Associations between trial characteristics and number of eligibility criteria are shown in Table 2. There was no association between trial phase and number of criteria (P=0.45). Similar to treatment modality, disease stage displayed a trend toward association with number eligibility criteria: median 12 for early stage, 21 for locally advanced stage, and 19 for advanced stage (P=0.08).

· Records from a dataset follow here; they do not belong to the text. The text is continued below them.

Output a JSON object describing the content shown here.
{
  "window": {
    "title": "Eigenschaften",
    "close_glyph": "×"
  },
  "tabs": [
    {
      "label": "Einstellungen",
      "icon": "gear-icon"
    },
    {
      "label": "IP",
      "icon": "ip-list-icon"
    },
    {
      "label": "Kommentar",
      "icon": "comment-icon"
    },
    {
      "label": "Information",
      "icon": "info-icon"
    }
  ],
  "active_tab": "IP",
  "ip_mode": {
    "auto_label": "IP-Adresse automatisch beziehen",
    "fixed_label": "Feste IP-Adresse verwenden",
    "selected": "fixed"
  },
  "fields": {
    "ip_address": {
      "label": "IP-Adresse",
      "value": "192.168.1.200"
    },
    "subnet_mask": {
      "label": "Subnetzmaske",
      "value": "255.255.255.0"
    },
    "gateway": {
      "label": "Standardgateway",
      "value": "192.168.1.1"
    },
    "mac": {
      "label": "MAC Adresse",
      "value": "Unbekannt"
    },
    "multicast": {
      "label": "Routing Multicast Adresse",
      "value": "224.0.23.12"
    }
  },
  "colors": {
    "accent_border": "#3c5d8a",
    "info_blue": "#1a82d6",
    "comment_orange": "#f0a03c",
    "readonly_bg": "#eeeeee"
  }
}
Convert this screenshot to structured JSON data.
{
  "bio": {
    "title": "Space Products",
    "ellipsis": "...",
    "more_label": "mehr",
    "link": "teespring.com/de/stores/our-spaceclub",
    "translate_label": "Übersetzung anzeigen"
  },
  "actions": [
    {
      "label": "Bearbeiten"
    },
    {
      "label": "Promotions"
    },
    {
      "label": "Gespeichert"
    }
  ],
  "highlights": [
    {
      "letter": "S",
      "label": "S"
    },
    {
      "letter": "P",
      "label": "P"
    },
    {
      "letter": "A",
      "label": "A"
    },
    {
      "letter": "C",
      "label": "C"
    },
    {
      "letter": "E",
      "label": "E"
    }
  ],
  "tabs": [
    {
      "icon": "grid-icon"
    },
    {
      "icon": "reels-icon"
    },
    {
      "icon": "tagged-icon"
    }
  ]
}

There was also an association between maximum number of therapies administered and number of eligibility criteria (P=0.05). The increase in eligibility criteria over time was limited to medical therapy trials, for which the median number of eligibility criteria increased from 17 in 1986–1995 to 28 in 2006–2016 (P<0.001). There was no significant change in the number of eligibility criteria for surgery or radiation therapy trials (Table 3).

Table 2.

Association between trial characteristics and number of eligibility criteria*

Characteristic Median (IQR) P value
Primary endpoint 0.001
 Overall survival 20 (13–24)
 Progression-free survival 28 (22–31)
 Other 17 (12–23)
Primary treatment modality 0.02
 Surgery 9 (7–18)
 Radiation 18 (18–21)
 Medical 20 (17–25)
Year of study activation <0.001
 1986–1995 16 (10–20)
 1996–2005 19 (13–23)
 2006–2016 27 (24–31)
Number of therapies administered 0.05
 0–1 18 (9–22)
 2–3 21 (15–24)
 4–7 22 (17–28)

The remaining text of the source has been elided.